Yeonjun tergagap setelah mendengar apa yang kukatakan. Aku mencoba berbicara sejelas mungkin, tetapi dia tampak bingung dan memasang ekspresi rumit di wajahnya.










photo
“Lihat, orang yang ingin kau temui… sudah… meninggal… minggu… itu?”











Setelah mendengar kata-kata Yeonjun, aku menepuk tangannya. Lalu aku tersenyum dan menjawab.











“Mati, tapi masih hidup.”


“Kedengarannya seperti manusia salju yang keren.”












Mendengar kata-kata Yeonjun, aku terkekeh dan berdiri. Kemudian Yeonjun buru-buru mendudukkanku kembali dan berkata.












“Sepertinya Anda belum pulih sepenuhnya. Silakan istirahat sedikit lebih lama, lalu…”











"Kataku," sambil mencium kening Yeonjun dengan lembut.












“Jangan khawatir, Yeonjun. Nah, bagaimana kalau kita mulai hari ini lagi?”












Yeonjun mengusap dahi yang kukecup. Melihat pipinya yang memerah, aku teringat seseorang. Aku mencoba mengingat, tetapi aku tidak bisa mengingat apa pun.












"Chi... Kenapa Tinkerbell memanggilku dengan namaku?"


“Itulah mengapa ia memiliki nama. Oh, dan jangan beritahu siapa pun namamu.”


"Tentu saja. Tidak ada yang tahu namaku."


"Choi Soo-bin juga?"










Sebagai tanggapan atas pertanyaan saya, Yeonjun mengatupkan mulutnya dan berbicara.










photo
"Seberapa dekat pun aku dengan Subin, Tinkerbell tetap lebih berharga bagiku. Tentu saja, aku menepati janjiku pada Tinkerbell!"










Yeonjun berbicara dengan penuh semangat, seolah-olah dia menginginkan pujian, dan aku mengelus kepalanya. Saat aku mengelusnya, Yeonjun menundukkan kepalanya, menyembunyikan wajahnya yang memerah.

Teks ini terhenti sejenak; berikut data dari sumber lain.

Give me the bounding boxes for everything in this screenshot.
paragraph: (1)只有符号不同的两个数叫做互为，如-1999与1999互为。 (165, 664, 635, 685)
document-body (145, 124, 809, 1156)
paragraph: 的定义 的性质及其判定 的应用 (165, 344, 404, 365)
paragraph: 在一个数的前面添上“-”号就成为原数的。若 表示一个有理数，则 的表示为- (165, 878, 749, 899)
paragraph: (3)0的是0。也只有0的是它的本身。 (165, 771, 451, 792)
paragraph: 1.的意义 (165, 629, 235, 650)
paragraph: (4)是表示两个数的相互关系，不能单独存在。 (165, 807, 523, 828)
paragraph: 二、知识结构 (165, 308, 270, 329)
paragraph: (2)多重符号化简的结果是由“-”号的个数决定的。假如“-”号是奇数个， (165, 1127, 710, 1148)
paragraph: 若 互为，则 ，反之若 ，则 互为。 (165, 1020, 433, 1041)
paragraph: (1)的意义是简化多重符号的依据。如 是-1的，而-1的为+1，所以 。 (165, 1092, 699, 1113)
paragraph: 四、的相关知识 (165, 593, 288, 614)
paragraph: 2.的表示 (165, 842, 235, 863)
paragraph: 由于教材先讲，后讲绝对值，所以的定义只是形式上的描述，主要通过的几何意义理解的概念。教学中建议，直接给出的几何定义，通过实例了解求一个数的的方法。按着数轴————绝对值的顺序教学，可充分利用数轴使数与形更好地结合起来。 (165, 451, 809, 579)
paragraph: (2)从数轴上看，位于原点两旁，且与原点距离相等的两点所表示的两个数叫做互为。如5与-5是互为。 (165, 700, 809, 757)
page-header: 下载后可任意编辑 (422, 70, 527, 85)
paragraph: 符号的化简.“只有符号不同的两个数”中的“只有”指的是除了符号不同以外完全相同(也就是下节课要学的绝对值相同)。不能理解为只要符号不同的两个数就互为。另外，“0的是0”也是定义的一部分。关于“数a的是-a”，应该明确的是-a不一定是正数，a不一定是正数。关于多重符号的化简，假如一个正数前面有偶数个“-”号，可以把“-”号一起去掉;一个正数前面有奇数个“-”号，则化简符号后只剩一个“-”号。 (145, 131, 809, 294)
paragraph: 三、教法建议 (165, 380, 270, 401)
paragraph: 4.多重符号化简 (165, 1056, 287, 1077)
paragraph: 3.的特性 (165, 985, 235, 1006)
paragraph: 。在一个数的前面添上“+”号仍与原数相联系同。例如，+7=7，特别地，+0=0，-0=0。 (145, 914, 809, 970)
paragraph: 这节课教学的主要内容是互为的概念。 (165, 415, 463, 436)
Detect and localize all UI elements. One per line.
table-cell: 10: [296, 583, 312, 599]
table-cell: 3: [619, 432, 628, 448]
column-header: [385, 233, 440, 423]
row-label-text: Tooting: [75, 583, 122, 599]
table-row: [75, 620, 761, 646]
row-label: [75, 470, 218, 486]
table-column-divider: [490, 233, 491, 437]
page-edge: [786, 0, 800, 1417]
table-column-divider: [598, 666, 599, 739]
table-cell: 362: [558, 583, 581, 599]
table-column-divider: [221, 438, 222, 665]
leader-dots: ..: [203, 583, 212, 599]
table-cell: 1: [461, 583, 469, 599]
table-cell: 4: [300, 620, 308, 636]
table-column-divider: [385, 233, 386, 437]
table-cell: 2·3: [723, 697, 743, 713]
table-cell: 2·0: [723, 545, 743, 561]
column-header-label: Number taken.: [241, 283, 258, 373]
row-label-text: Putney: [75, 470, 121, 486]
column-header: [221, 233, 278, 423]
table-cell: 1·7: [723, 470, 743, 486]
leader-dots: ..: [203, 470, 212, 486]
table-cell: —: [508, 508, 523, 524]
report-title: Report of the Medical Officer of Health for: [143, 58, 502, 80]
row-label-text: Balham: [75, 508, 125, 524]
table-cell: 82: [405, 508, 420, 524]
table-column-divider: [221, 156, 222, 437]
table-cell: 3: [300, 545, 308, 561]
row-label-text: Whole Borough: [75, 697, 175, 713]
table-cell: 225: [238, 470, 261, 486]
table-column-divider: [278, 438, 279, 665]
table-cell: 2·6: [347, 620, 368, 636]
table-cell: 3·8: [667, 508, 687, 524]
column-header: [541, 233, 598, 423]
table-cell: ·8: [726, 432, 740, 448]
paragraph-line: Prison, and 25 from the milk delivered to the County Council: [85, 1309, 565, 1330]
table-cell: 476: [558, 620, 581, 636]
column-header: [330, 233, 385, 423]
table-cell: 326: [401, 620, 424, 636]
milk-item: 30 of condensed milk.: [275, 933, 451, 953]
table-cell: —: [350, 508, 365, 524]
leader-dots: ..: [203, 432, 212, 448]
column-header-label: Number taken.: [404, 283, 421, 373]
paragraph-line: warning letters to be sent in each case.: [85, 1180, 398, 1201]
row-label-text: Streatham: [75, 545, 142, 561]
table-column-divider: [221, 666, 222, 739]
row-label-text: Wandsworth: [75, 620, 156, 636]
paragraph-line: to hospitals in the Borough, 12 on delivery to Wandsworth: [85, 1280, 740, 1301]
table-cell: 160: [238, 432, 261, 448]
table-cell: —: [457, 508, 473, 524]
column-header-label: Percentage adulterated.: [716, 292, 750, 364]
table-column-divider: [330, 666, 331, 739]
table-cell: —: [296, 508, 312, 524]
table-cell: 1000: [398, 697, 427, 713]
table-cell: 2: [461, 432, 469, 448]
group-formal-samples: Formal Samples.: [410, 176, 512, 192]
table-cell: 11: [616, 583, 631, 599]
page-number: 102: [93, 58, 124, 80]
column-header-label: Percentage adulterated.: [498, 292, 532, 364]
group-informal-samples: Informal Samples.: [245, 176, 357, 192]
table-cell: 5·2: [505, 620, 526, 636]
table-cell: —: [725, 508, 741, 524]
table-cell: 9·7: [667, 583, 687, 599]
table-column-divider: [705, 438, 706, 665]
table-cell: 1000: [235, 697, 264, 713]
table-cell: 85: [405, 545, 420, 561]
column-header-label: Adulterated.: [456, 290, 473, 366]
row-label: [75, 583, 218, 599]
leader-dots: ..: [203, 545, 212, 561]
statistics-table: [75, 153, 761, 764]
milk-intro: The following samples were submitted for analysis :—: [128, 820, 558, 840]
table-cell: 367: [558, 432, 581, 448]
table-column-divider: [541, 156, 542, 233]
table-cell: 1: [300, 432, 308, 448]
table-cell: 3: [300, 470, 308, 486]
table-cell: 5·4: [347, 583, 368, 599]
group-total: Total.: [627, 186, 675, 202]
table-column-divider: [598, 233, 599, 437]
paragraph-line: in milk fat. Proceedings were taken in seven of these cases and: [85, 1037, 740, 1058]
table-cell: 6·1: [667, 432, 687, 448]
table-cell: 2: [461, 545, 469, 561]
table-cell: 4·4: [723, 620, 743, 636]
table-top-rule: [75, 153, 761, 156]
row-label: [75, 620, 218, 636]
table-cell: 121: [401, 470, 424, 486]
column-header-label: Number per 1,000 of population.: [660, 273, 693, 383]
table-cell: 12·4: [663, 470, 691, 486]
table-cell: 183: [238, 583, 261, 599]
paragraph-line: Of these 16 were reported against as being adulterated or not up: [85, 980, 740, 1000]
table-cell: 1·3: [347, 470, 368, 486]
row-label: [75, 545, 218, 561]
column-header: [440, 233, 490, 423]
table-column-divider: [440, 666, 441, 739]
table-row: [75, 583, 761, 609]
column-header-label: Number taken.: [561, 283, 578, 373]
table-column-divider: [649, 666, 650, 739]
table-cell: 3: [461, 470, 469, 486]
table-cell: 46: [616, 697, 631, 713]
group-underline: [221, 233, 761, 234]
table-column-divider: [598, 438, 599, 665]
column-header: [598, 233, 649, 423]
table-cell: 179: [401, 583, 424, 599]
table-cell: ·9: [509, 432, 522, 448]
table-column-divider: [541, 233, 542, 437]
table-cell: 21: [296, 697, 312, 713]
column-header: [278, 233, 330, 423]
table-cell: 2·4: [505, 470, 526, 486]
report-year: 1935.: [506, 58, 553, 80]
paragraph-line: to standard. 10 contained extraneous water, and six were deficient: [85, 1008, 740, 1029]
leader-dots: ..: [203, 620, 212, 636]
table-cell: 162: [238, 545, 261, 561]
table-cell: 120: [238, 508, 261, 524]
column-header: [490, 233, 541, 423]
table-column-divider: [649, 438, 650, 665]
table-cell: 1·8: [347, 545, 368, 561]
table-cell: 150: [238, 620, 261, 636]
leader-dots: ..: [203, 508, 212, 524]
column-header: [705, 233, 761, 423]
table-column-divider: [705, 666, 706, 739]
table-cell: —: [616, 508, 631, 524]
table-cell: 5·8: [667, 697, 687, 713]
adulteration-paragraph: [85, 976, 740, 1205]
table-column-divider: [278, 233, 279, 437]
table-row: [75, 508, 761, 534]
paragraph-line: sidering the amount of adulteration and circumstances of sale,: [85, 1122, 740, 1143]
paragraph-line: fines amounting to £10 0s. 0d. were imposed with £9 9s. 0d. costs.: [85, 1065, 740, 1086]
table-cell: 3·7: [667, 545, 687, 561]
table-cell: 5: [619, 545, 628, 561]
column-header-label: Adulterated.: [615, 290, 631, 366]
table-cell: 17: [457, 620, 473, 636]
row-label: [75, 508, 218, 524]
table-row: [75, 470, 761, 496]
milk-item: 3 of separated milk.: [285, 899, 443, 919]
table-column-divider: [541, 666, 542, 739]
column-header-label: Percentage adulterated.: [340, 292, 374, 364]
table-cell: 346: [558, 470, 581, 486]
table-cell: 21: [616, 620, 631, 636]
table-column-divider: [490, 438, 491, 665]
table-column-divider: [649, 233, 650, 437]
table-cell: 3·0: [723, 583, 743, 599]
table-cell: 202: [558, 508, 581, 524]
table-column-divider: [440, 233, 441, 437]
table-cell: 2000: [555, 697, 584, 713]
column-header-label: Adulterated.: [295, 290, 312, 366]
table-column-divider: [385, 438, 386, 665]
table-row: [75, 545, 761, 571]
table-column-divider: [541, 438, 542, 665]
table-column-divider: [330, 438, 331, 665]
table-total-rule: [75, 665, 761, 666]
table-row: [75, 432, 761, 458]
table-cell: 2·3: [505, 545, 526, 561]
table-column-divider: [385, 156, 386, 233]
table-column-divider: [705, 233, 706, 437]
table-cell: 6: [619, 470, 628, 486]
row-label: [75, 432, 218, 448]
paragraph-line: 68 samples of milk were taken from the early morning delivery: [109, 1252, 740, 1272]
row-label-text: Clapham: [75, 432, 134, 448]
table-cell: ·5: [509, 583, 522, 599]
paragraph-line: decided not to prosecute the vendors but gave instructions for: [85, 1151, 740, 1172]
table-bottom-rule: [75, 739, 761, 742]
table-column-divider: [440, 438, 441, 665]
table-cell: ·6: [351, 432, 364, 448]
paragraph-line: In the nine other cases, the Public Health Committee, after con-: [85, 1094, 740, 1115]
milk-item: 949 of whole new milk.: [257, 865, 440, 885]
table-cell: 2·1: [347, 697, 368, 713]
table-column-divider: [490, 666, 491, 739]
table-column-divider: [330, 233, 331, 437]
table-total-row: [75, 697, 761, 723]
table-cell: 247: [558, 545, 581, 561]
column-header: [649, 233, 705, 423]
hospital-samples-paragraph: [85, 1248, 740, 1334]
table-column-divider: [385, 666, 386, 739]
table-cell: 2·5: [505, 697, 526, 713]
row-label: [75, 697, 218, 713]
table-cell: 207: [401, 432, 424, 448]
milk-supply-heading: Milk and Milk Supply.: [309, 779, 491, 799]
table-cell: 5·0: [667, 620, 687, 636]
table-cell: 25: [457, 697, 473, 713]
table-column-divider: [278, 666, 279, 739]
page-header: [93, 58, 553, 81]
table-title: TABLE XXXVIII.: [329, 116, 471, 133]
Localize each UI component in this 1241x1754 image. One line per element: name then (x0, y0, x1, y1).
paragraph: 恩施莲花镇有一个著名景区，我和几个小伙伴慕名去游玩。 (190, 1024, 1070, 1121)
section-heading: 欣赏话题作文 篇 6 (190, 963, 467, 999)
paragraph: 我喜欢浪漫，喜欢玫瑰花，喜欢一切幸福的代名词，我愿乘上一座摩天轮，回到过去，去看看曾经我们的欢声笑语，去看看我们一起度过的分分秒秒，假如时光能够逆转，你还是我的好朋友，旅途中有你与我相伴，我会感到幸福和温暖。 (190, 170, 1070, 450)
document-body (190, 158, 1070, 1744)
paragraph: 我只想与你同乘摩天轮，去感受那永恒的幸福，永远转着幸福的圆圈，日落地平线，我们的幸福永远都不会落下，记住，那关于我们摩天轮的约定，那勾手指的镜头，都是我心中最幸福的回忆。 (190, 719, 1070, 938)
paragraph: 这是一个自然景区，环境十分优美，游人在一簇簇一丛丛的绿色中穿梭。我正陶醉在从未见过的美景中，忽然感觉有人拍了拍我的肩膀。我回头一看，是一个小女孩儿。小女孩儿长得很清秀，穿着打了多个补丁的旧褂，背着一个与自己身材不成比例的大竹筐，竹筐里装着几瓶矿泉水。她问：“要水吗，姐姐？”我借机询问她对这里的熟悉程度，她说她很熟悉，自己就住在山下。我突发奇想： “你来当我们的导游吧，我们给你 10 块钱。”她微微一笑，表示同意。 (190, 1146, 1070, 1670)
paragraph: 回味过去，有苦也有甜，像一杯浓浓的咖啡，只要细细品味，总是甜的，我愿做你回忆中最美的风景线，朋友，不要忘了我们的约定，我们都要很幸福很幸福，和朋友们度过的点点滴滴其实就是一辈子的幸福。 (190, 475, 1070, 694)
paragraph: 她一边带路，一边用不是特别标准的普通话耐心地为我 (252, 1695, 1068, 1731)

“Semua orang memanggilku Peter Pan. Teman-teman dekatku memanggilku Peter sebagai nama panggilan, sama seperti mereka memanggil Tinkerbell dengan sebutan Tinkerbell.”







Setelah selesai berbicara, Yeonjun menatapku dengan ekspresi penuh harapan.








“Aku Tinkerbell, jadi aku akan memanggilmu dengan namamu.”








Sedikit kekecewaan terpancar di wajah Yeonjun saat ia mendengarkan kata-kataku. Mungkin karena aku menjawab dengan begitu tegas, Yeonjun tersentak dan bergumam pelan.








“Aku ingin Tinkerbell memanggilku Peter, sama seperti aku memanggilmu Tinkerbell.”


"Um~ Bagaimana kalau kamu tidak menyukainya?"


“Kalau begitu, Tinkerbell, tolong beritahu aku namamu.”


“Maaf. Aku lupa nama asliku. Makanya aku memanggilmu dengan namamu.”


"ah..."












Yeonjun menghela napas pelan dan mulai menatapku. Aku tersenyum tipis dan mengelus pipi Yeonjun.













“Karena hanya dengan cara itulah kamu tidak akan pernah melupakan namamu.”